Complexity comparision of SIMD based algorithm implemenation

An answer to this question on Stack Overflow.

Question

I am just curious to know, what is the way to measure the complexity of an algorithm implemented by two different SIMD say SSE3 and CUDA. Normally we compare algorithm complexity with Big-O notation. Is there any such way to compare runtime improvement with SIMD ?

If somebody ask how much an algorithm will improve if you run it on GPU. Can you measure it theoretically ? without running the benchmark on both CPU and GPU. ?

Note: I understand what Big-O is . So, all I want to know is how SSE3 performs compared to CUDA or the CPU based implementation for the same algorithm without raw bench-marking

Answer

Big-O generally speaks about how an algorithm scales as the number of items considered, N, grows.

So, for an O(N) algorithm, if you have 10 times the data, you expect roughly 10 times the run-time. If you have an O(n log₂ n) algorithm, 10 times the data gives you ~33x more work.
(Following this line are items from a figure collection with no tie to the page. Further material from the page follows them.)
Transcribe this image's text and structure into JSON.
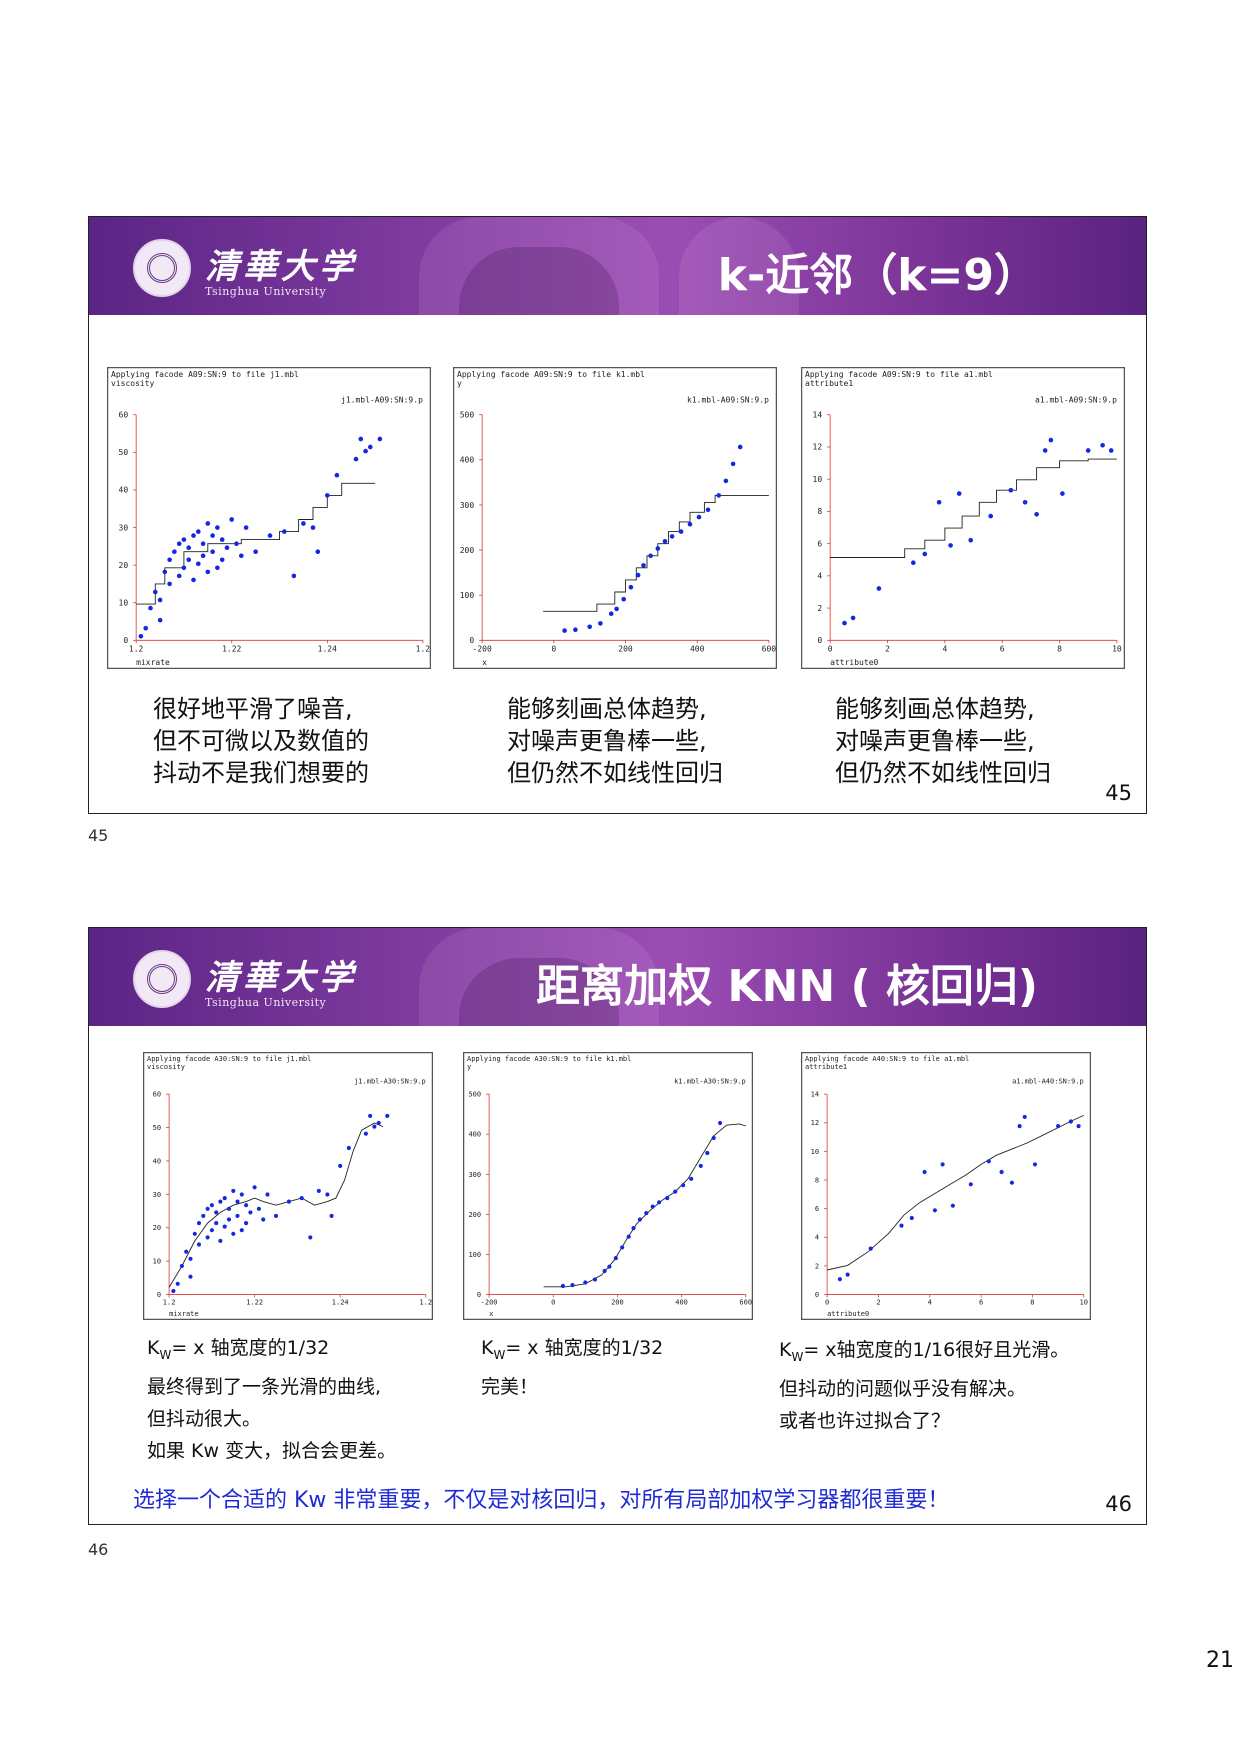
{
  "slides": [
    {
      "university_cn": "清華大学",
      "university_en": "Tsinghua University",
      "title": "k-近邻（k=9）",
      "number": "45",
      "below_label": "45",
      "plots": [
        {
          "header": "Applying facode A09:SN:9 to file j1.mbl",
          "ylabel": "viscosity",
          "xlabel": "mixrate",
          "legend": "j1.mbl-A09:SN:9.p",
          "xticks": [
            "1.2",
            "1.22",
            "1.24",
            "1.2"
          ],
          "yticks": [
            "0",
            "10",
            "20",
            "30",
            "40",
            "50",
            "60"
          ]
        },
        {
          "header": "Applying facode A09:SN:9 to file k1.mbl",
          "ylabel": "y",
          "xlabel": "x",
          "legend": "k1.mbl-A09:SN:9.p",
          "xticks": [
            "-200",
            "0",
            "200",
            "400",
            "600"
          ],
          "yticks": [
            "0",
            "100",
            "200",
            "300",
            "400",
            "500"
          ]
        },
        {
          "header": "Applying facode A09:SN:9 to file a1.mbl",
          "ylabel": "attribute1",
          "xlabel": "attribute0",
          "legend": "a1.mbl-A09:SN:9.p",
          "xticks": [
            "0",
            "2",
            "4",
            "6",
            "8",
            "10"
          ],
          "yticks": [
            "0",
            "2",
            "4",
            "6",
            "8",
            "10",
            "12",
            "14"
          ]
        }
      ],
      "captions": [
        [
          "很好地平滑了噪音,",
          "但不可微以及数值的",
          "抖动不是我们想要的"
        ],
        [
          "能够刻画总体趋势,",
          "对噪声更鲁棒一些,",
          "但仍然不如线性回归"
        ],
        [
          "能够刻画总体趋势,",
          "对噪声更鲁棒一些,",
          "但仍然不如线性回归"
        ]
      ]
    },
    {
      "university_cn": "清華大学",
      "university_en": "Tsinghua University",
      "title": "距离加权 KNN ( 核回归)",
      "number": "46",
      "below_label": "46",
      "plots": [
        {
          "header": "Applying facode A30:SN:9 to file j1.mbl",
          "ylabel": "viscosity",
          "xlabel": "mixrate",
          "legend": "j1.mbl-A30:SN:9.p",
          "xticks": [
            "1.2",
            "1.22",
            "1.24",
            "1.2"
          ],
          "yticks": [
            "0",
            "10",
            "20",
            "30",
            "40",
            "50",
            "60"
          ]
        },
        {
          "header": "Applying facode A30:SN:9 to file k1.mbl",
          "ylabel": "y",
          "xlabel": "x",
          "legend": "k1.mbl-A30:SN:9.p",
          "xticks": [
            "-200",
            "0",
            "200",
            "400",
            "600"
          ],
          "yticks": [
            "0",
            "100",
            "200",
            "300",
            "400",
            "500"
          ]
        },
        {
          "header": "Applying facode A40:SN:9 to file a1.mbl",
          "ylabel": "attribute1",
          "xlabel": "attribute0",
          "legend": "a1.mbl-A40:SN:9.p",
          "xticks": [
            "0",
            "2",
            "4",
            "6",
            "8",
            "10"
          ],
          "yticks": [
            "0",
            "2",
            "4",
            "6",
            "8",
            "10",
            "12",
            "14"
          ]
        }
      ],
      "captions": [
        {
          "kw": "K",
          "kw_sub": "W",
          "line1": "= x 轴宽度的1/32",
          "rest": [
            "最终得到了一条光滑的曲线,",
            "但抖动很大。",
            "如果 Kw 变大，拟合会更差。"
          ]
        },
        {
          "kw": "K",
          "kw_sub": "W",
          "line1": "= x 轴宽度的1/32",
          "rest": [
            "完美！"
          ]
        },
        {
          "kw": "K",
          "kw_sub": "W",
          "line1": "= x轴宽度的1/16很好且光滑。",
          "rest": [
            "但抖动的问题似乎没有解决。",
            "或者也许过拟合了？"
          ]
        }
      ],
      "highlight": "选择一个合适的 Kw 非常重要，不仅是对核回归，对所有局部加权学习器都很重要！"
    }
  ],
  "page_corner": "21",
  "chart_data": [
    {
      "type": "scatter",
      "id": "viscosity",
      "xlim": [
        1.2,
        1.26
      ],
      "ylim": [
        0,
        60
      ],
      "points": [
        [
          1.201,
          1
        ],
        [
          1.202,
          3
        ],
        [
          1.203,
          8
        ],
        [
          1.204,
          12
        ],
        [
          1.205,
          5
        ],
        [
          1.205,
          10
        ],
        [
          1.206,
          17
        ],
        [
          1.207,
          14
        ],
        [
          1.207,
          20
        ],
        [
          1.208,
          22
        ],
        [
          1.209,
          16
        ],
        [
          1.209,
          24
        ],
        [
          1.21,
          18
        ],
        [
          1.21,
          25
        ],
        [
          1.211,
          20
        ],
        [
          1.211,
          23
        ],
        [
          1.212,
          15
        ],
        [
          1.212,
          26
        ],
        [
          1.213,
          19
        ],
        [
          1.213,
          27
        ],
        [
          1.214,
          21
        ],
        [
          1.214,
          24
        ],
        [
          1.215,
          17
        ],
        [
          1.215,
          29
        ],
        [
          1.216,
          22
        ],
        [
          1.216,
          26
        ],
        [
          1.217,
          18
        ],
        [
          1.217,
          28
        ],
        [
          1.218,
          20
        ],
        [
          1.218,
          25
        ],
        [
          1.219,
          23
        ],
        [
          1.22,
          30
        ],
        [
          1.221,
          24
        ],
        [
          1.222,
          21
        ],
        [
          1.223,
          28
        ],
        [
          1.225,
          22
        ],
        [
          1.228,
          26
        ],
        [
          1.231,
          27
        ],
        [
          1.233,
          16
        ],
        [
          1.235,
          29
        ],
        [
          1.237,
          28
        ],
        [
          1.238,
          22
        ],
        [
          1.24,
          36
        ],
        [
          1.242,
          41
        ],
        [
          1.246,
          45
        ],
        [
          1.247,
          50
        ],
        [
          1.248,
          47
        ],
        [
          1.249,
          48
        ],
        [
          1.251,
          50
        ]
      ],
      "knn_step": [
        [
          1.2,
          9
        ],
        [
          1.204,
          9
        ],
        [
          1.204,
          14
        ],
        [
          1.206,
          14
        ],
        [
          1.206,
          18
        ],
        [
          1.21,
          18
        ],
        [
          1.21,
          22
        ],
        [
          1.215,
          22
        ],
        [
          1.215,
          24
        ],
        [
          1.222,
          24
        ],
        [
          1.222,
          25
        ],
        [
          1.23,
          25
        ],
        [
          1.23,
          27
        ],
        [
          1.234,
          27
        ],
        [
          1.234,
          30
        ],
        [
          1.237,
          30
        ],
        [
          1.237,
          33
        ],
        [
          1.24,
          33
        ],
        [
          1.24,
          36
        ],
        [
          1.243,
          36
        ],
        [
          1.243,
          39
        ],
        [
          1.25,
          39
        ]
      ],
      "kernel_curve": [
        [
          1.2,
          2
        ],
        [
          1.203,
          8
        ],
        [
          1.206,
          15
        ],
        [
          1.209,
          20
        ],
        [
          1.212,
          23
        ],
        [
          1.215,
          25
        ],
        [
          1.218,
          26
        ],
        [
          1.22,
          27
        ],
        [
          1.222,
          26
        ],
        [
          1.225,
          25
        ],
        [
          1.228,
          26
        ],
        [
          1.231,
          27
        ],
        [
          1.234,
          25
        ],
        [
          1.237,
          26
        ],
        [
          1.239,
          27
        ],
        [
          1.241,
          32
        ],
        [
          1.243,
          40
        ],
        [
          1.245,
          46
        ],
        [
          1.248,
          48
        ],
        [
          1.25,
          47
        ]
      ]
    },
    {
      "type": "scatter",
      "id": "k1",
      "xlim": [
        -200,
        600
      ],
      "ylim": [
        0,
        500
      ],
      "points": [
        [
          30,
          20
        ],
        [
          60,
          22
        ],
        [
          100,
          28
        ],
        [
          130,
          35
        ],
        [
          160,
          55
        ],
        [
          175,
          65
        ],
        [
          195,
          85
        ],
        [
          215,
          110
        ],
        [
          235,
          135
        ],
        [
          250,
          155
        ],
        [
          270,
          175
        ],
        [
          290,
          190
        ],
        [
          310,
          205
        ],
        [
          330,
          215
        ],
        [
          355,
          225
        ],
        [
          380,
          240
        ],
        [
          405,
          255
        ],
        [
          430,
          270
        ],
        [
          460,
          300
        ],
        [
          480,
          330
        ],
        [
          500,
          365
        ],
        [
          520,
          400
        ]
      ],
      "knn_step": [
        [
          -30,
          60
        ],
        [
          120,
          60
        ],
        [
          120,
          75
        ],
        [
          170,
          75
        ],
        [
          170,
          100
        ],
        [
          200,
          100
        ],
        [
          200,
          125
        ],
        [
          230,
          125
        ],
        [
          230,
          150
        ],
        [
          260,
          150
        ],
        [
          260,
          175
        ],
        [
          290,
          175
        ],
        [
          290,
          200
        ],
        [
          320,
          200
        ],
        [
          320,
          225
        ],
        [
          350,
          225
        ],
        [
          350,
          245
        ],
        [
          380,
          245
        ],
        [
          380,
          265
        ],
        [
          420,
          265
        ],
        [
          420,
          285
        ],
        [
          450,
          285
        ],
        [
          450,
          300
        ],
        [
          600,
          300
        ]
      ],
      "kernel_curve": [
        [
          -30,
          18
        ],
        [
          40,
          18
        ],
        [
          100,
          25
        ],
        [
          150,
          45
        ],
        [
          190,
          80
        ],
        [
          230,
          130
        ],
        [
          260,
          165
        ],
        [
          300,
          195
        ],
        [
          340,
          220
        ],
        [
          380,
          240
        ],
        [
          420,
          270
        ],
        [
          460,
          320
        ],
        [
          500,
          370
        ],
        [
          540,
          395
        ],
        [
          580,
          398
        ],
        [
          600,
          393
        ]
      ]
    },
    {
      "type": "scatter",
      "id": "a1",
      "xlim": [
        0,
        10
      ],
      "ylim": [
        0,
        14
      ],
      "points": [
        [
          0.5,
          1
        ],
        [
          0.8,
          1.3
        ],
        [
          1.7,
          3
        ],
        [
          2.9,
          4.5
        ],
        [
          3.3,
          5
        ],
        [
          3.8,
          8
        ],
        [
          4.2,
          5.5
        ],
        [
          4.5,
          8.5
        ],
        [
          4.9,
          5.8
        ],
        [
          5.6,
          7.2
        ],
        [
          6.3,
          8.7
        ],
        [
          6.8,
          8
        ],
        [
          7.2,
          7.3
        ],
        [
          7.5,
          11
        ],
        [
          7.7,
          11.6
        ],
        [
          8.1,
          8.5
        ],
        [
          9,
          11
        ],
        [
          9.5,
          11.3
        ],
        [
          9.8,
          11
        ]
      ],
      "knn_step": [
        [
          0,
          4.8
        ],
        [
          2.6,
          4.8
        ],
        [
          2.6,
          5.3
        ],
        [
          3.3,
          5.3
        ],
        [
          3.3,
          5.8
        ],
        [
          4.0,
          5.8
        ],
        [
          4.0,
          6.5
        ],
        [
          4.6,
          6.5
        ],
        [
          4.6,
          7.2
        ],
        [
          5.2,
          7.2
        ],
        [
          5.2,
          8.0
        ],
        [
          5.8,
          8.0
        ],
        [
          5.8,
          8.7
        ],
        [
          6.5,
          8.7
        ],
        [
          6.5,
          9.3
        ],
        [
          7.2,
          9.3
        ],
        [
          7.2,
          10.0
        ],
        [
          8.0,
          10.0
        ],
        [
          8.0,
          10.4
        ],
        [
          9.0,
          10.4
        ],
        [
          9.0,
          10.5
        ],
        [
          10,
          10.5
        ]
      ],
      "kernel_curve": [
        [
          0,
          1.6
        ],
        [
          0.8,
          1.9
        ],
        [
          1.6,
          2.8
        ],
        [
          2.4,
          4.0
        ],
        [
          3.0,
          5.2
        ],
        [
          3.6,
          6.0
        ],
        [
          4.2,
          6.6
        ],
        [
          4.8,
          7.2
        ],
        [
          5.4,
          7.8
        ],
        [
          6.0,
          8.5
        ],
        [
          6.6,
          9.1
        ],
        [
          7.2,
          9.5
        ],
        [
          7.8,
          9.9
        ],
        [
          8.4,
          10.4
        ],
        [
          9.0,
          10.9
        ],
        [
          9.6,
          11.4
        ],
        [
          10,
          11.7
        ]
      ]
    }
  ]
}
Roughly speaking, CUDA and GPUs parallelize operations across p cores. The total work done is then given by W=pt, where p is the number of cores and t the time complexity of each core's operation. You could, for instance, sort N items using √N processors each doing O(√N log N) work. The total time complexity of the algorithm is still O(N log N), but the algorithm is thought of as "work-efficient" because its total time complexity is the same (or less than) the best known serial algorithm. So Big-O analysis can tell you something about how algorithms run in parallel environments.

However, it is not the tool you are looking for. Big-O is for talking about how algorithms scale: it can't tell us how an algorithm will perform on different hardware.

For a theoretical approach to performance, you'll want to look into Amdahl's law and Gustafson's law, which provide simple metrics of how much improvement we can expected in programs when their resources are increased. They both boil down to acknowledging that the total increase in speed is a function of the portion of the program we can speed up and the amount we can speed it up by.

Can you do better than that? Yes. There are more sophisticated models you can use to determine how your code might perform in different environments, looking into the roofline model (alternative link) might get you started.

Beyond this, your question gets too specific to be answered well here. Running the benchmarks is likely to be your personal best option.